← Recipes

TLS and Module Security

Configure TLS trust, client certificates, weak-algorithm policy, and module-access exceptions deliberately.

Flags and properties

-Djavax.net.ssl.trustStore-Djavax.net.ssl.keyStore-Djdk.tls.disabledAlgorithms--add-opens

These options affect TLS identity, trust decisions, protocol selection, cryptographic policy, and module encapsulation. Treat them as deployment security controls, not generic tuning flags.

Option details

-Djavax.net.ssl.trustStore=/etc/ssl/app/truststore.p12
Points JSSE-based clients and servers to trusted certificate authorities or pinned partner certificates.
-Djavax.net.ssl.trustStoreType=PKCS12
Declares the truststore format. PKCS#12 is the usual modern choice.
-Djavax.net.ssl.keyStore=/etc/ssl/app/keystore.p12
Points the JVM to the private-key material and certificate chain used for client authentication or server identity.
-Djavax.net.ssl.keyStoreType=PKCS12
Declares the keystore format.
-Djdk.tls.client.protocols=TLSv1.3,TLSv1.2
Limits TLS client protocol negotiation to modern versions when older protocols must be excluded explicitly.
-Djdk.tls.disabledAlgorithms=...
Overrides the disabled algorithm policy. Prefer editing a controlled java.security overlay instead of putting a long policy directly on the command line.
--add-opens / --add-exports
Weakens Java module encapsulation for compatibility. Keep these options narrow, temporary, and tied to a tracked dependency upgrade.
Avoid passing keystore or truststore passwords directly as command-line flags. Use protected files, environment-to-config integration, or platform secret managers.

When to use it

Use this recipe when a JVM process must trust a private CA, present a client certificate, disable weak TLS behavior, or document module-access exceptions needed by legacy libraries.

Java version support

JSSE truststore and keystore system properties are longstanding Java options. TLS 1.3 is available from Java 11. Module access options such as --add-opens and --add-exports are available from Java 9.

Related JEPs

Examples

Trust a private certificate authority

java -Djavax.net.ssl.trustStore=/etc/ssl/app/truststore.p12 \
  -Djavax.net.ssl.trustStoreType=PKCS12 \
  -Djdk.tls.client.protocols=TLSv1.3,TLSv1.2 \
  -jar app.jar

Mount the truststore as a file and keep the password outside the process argument list.

Use a client certificate for mTLS

java -Djavax.net.ssl.keyStore=/etc/ssl/app/client-keystore.p12 \
  -Djavax.net.ssl.keyStoreType=PKCS12 \
  -Djavax.net.ssl.trustStore=/etc/ssl/app/truststore.p12 \
  -Djavax.net.ssl.trustStoreType=PKCS12 \
  -jar app.jar

Use secret-mounted files for the keystore, truststore, and passwords.
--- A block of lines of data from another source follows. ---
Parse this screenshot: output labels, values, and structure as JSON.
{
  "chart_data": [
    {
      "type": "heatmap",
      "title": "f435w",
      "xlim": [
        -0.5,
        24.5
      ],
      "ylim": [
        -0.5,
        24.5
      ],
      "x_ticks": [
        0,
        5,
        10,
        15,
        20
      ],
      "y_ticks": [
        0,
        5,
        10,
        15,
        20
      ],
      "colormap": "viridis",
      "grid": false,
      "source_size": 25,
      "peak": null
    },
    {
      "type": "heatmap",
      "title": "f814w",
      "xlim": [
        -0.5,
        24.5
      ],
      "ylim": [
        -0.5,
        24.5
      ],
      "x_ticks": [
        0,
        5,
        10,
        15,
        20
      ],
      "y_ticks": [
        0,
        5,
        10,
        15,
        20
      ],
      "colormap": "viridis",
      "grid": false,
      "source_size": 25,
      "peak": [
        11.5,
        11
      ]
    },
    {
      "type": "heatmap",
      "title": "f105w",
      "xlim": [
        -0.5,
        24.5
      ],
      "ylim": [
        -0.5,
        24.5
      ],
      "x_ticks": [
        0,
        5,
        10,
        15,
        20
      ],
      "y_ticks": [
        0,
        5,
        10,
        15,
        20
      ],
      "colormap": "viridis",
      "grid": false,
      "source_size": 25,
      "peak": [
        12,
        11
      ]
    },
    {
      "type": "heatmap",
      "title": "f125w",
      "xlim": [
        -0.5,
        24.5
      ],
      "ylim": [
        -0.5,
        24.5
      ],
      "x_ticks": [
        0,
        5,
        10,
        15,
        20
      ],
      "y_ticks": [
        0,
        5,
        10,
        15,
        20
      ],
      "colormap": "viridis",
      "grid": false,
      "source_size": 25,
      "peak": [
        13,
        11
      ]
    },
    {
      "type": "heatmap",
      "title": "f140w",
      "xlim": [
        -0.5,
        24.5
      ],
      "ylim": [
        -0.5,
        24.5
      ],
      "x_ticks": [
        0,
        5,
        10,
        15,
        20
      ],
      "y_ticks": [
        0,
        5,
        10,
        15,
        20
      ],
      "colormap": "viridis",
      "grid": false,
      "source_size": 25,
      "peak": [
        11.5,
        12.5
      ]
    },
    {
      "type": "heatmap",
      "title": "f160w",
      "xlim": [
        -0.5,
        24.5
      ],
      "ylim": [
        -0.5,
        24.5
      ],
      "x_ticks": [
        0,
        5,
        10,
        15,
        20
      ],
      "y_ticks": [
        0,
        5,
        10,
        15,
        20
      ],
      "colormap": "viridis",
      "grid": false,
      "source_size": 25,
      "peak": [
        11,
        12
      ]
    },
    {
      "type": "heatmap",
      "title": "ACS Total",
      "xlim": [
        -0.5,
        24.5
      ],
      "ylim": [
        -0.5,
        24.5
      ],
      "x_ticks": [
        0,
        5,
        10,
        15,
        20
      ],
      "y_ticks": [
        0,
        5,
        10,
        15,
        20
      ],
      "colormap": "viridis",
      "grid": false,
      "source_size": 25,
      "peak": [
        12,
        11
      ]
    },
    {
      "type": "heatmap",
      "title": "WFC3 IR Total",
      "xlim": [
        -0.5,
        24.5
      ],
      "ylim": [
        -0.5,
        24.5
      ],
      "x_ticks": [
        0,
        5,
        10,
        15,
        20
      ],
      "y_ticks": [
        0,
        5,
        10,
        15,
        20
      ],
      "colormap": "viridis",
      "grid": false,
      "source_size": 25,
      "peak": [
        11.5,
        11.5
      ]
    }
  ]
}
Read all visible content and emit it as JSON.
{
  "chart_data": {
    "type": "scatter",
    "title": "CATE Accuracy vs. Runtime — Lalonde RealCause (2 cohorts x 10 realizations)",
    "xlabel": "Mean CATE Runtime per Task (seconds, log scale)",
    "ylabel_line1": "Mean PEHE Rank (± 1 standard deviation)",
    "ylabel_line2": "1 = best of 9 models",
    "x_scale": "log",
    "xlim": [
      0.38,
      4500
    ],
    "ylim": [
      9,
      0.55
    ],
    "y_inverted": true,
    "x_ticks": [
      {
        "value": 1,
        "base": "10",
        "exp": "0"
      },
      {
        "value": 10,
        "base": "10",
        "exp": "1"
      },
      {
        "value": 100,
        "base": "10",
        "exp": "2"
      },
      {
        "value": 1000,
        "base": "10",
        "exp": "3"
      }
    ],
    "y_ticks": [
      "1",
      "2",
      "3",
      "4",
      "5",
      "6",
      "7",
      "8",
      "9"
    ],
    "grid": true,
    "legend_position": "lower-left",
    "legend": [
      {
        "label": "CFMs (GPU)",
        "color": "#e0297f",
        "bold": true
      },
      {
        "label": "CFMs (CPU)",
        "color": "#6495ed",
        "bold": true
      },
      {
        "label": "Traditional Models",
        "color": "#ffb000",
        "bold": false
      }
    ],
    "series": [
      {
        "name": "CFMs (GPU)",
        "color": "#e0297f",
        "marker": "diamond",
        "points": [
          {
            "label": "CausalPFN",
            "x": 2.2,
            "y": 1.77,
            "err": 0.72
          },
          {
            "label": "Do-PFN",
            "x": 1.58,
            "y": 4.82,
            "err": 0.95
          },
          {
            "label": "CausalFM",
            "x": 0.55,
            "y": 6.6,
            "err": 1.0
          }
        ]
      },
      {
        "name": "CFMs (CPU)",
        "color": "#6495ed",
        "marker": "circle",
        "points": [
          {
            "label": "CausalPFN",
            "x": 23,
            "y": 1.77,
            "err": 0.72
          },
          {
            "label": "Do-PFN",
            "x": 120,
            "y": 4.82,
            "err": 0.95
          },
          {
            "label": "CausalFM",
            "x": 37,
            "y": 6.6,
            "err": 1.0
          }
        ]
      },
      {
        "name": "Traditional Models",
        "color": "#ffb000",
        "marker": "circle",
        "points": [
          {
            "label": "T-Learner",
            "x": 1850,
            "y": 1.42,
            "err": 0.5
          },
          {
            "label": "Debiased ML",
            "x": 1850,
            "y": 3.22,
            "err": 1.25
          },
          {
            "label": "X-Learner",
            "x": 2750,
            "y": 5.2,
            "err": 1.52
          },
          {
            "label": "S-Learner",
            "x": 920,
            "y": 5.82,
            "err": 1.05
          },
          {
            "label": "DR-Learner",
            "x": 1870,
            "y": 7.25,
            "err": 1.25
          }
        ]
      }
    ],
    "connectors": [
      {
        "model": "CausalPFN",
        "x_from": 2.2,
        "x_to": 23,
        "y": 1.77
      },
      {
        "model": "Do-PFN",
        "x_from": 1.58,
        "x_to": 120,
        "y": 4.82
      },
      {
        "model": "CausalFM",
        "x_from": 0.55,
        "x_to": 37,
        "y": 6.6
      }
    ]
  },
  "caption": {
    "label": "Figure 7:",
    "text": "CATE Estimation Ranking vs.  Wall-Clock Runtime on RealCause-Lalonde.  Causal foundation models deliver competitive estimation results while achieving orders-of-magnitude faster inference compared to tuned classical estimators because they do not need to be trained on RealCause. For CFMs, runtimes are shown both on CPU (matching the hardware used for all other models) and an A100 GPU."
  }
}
Load a controlled security-policy overlay

java -Djava.security.properties=/etc/java/app-security.properties \
  -jar app.jar

Use this for disabled algorithm policy instead of hard-coding a long policy in startup flags.

Document a narrow module exception

java --add-opens java.base/java.lang=ALL-UNNAMED \
  -jar legacy-app.jar

Keep module exceptions rare and remove them after the dependency is upgraded.